見どころ
コーフィールドCは実績不足を補えるハンデ戦、チェスナットコートとソールインパクトにも勝機
コーフィールドカップと2週余り先のメルボルンカップの両方を勝つことは「カップス・ダブル」と呼ばれ、豪州ホースマンたちの夢とされる。それは同時にコーフィールドCがメルボルンCにとって最重要の前哨戦という関係性を含んでおり、日本で両レースの馬券が発売されることになった今年は、結果だけではなく次を見据えて内容にも注目したい。
日本から3年ぶりの挑戦となるチェスナットコートは、日経賞での2着こそあるもののオープンクラスでの勝ち鞍がなく、G1では実績不足の立場。戦績だけを見れば勝ち目はないように見える。ただ、日本調教馬としてコーフィールドCに初挑戦し、勝利へあと一歩と迫ったアイポッパーは、オープン級で阪神大賞典2着の他に万葉ステークス勝ちの実績があるだけだった。
それから13年が経過して日本馬の国際的評価も上がり、アイポッパーの54kgに対してチェスナットコートは55.5kgと、実績に対してハンデキャップが上積みされているが、2014年に日本調教馬としてコーフィールドCを初制覇したアドマイヤラクティも、オープン級での勝ち鞍はG3ダイヤモンドSの1勝しかなかった。しかもそれを最後に、1年8か月も勝利から遠ざかっていたにもかかわらず、コーフィールドCでのハンデは58kg。今回のどのメンバーよりも重い斤量を課されていた。
そうした比較において、チェスナットコートにも勝機は十分にあると言えるだろう。アドマイヤラクティと同じハーツクライ産駒という血統面の後押しも心強い。昨年に改定されたハンデキャップのルールにより、ここを勝ったとしてもメルボルンCでは0.5kgしかハンデが増える余地がない。つまり、カップス・ダブルの夢が大きく開けることになるだけに、初戦から大いに期待したいところだ。
また、滑り込みで出走にこぎつけたソールインパクトの強運も見逃せない。日本のG1レースなどでも、抽選突破や繰り上がりで出走を果たした馬の激走がしばしば見られる。ソールインパクトは左回りの2400mで4戦1勝、3着3回と入着率100%。
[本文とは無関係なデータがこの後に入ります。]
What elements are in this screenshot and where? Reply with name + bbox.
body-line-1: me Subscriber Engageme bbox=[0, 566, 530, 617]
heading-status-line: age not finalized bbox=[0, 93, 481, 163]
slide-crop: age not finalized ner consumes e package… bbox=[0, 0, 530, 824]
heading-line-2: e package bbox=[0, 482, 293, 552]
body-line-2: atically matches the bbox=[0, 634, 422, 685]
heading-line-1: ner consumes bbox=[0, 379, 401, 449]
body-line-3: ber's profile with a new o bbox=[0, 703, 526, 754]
その一方で、一瞬しかない脚の使い所が難しく、東京や新潟のような長い直線では決め手を欠いてきた。コーフィールド競馬場の直線は400m弱しかなく、互角以上に戦える条件がそろっている。大外枠は痛手となったが、現地で武者修行中の坂井瑠星騎手とともに無欲の大駆けを決めてほしい。
コーフィールドCにおける外国馬(オセアニア域外)は1998年のトーファンズメロディを手始めに、昨年までの20年間で4勝と5年に1頭のペースで誕生。直近の優勝馬は4年前のアドマイヤラクティだけに、そろそろ次の1頭が勝利を収めるタイミングか。とくに英国調教馬の成績が良く、日本勢以外ではG1連勝中のベストソリューション(英国)、アイルランド調教馬だが昨年の英ダービー2着馬ザクリフスオブモハーが実力上位。最内枠を引いたドゥレット(英国)も前々走でベストソリューションと接戦を演じており侮れない。
中心勢力はやはり地の利がある豪州調教馬となろう。現地ブックメーカーの前売りではヤングスター、キングズウィルドリーム、エースハイ、ホームズマンが単勝10倍を切るあたりで人気を形成している。ただし、昨年は単勝51倍のブームタイム(ハンデ52kg)と同31倍のシングルゲイズ(ハンデ53kg)のワンツーで大波乱の決着となっており、ゴール前で全馬横一線を前提としているハンデ戦らしく一筋縄ではいかないだろう。